The cost blowout is the largest in the federal budget and only comparable with the NDIS, according to Eslake, who has been a frequent critic of the WA arrangement.
Eslake said Albanese's big win meant he did not require a group of seats in any one state to remain in power.
'This government didn't introduce the worst public policy decision of the 21st century. But they extended it, and they defended it. And if they are serious, then they have a chance to end it,' Eslake said.
'Given that Anthony Albanese and Jim Chalmers profess to believe in equality and in sound financial management, how can they sleep at night knowing they are giving the richest state in the country $8 billion more than it needs while simultaneously saying they can't afford to increase the JobSeeker allowance?'
In 2016, under pressure from the politically influential WA government, Morrison came up with a plan under which no state's GST share could fall below 75 cents for every dollar of the tax raised within its jurisdiction.
This was designed to offset WA's frustration that it had fallen to a much lower share than 75 per cent because the GST formula punished WA for its ability to raise billions in mining royalties.
The top-up was initially forecast to cost $2.3 billion over four years, but, combined with another policy to make sure no other states were worse off, the total package of changes combined to push the expected cost of Morrison's original plans to $60 billion by the end of the decade.

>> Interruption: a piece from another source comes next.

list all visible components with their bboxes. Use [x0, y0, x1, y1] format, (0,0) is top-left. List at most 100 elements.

WA's GST share was expected to lift due to a forecast fall in iron ore prices and royalties, but that did not occur, baking in the costs to taxpayers across Australia. Unlike other states struggling to manage budgets, WA is projected to bank cumulative surpluses worth about $20 billion over the eight years to 2026-27.
Richardson said the only way the WA deal would end was if the Coalition agreed not to turn the issue into a political issue to gain votes in the state.
He said Chalmers must give the Productivity Commission an appropriately expansive terms of reference for its review of the GST next year, which he said would inevitably find that the WA deal was the equivalent of the country 'smoking 100 notes'.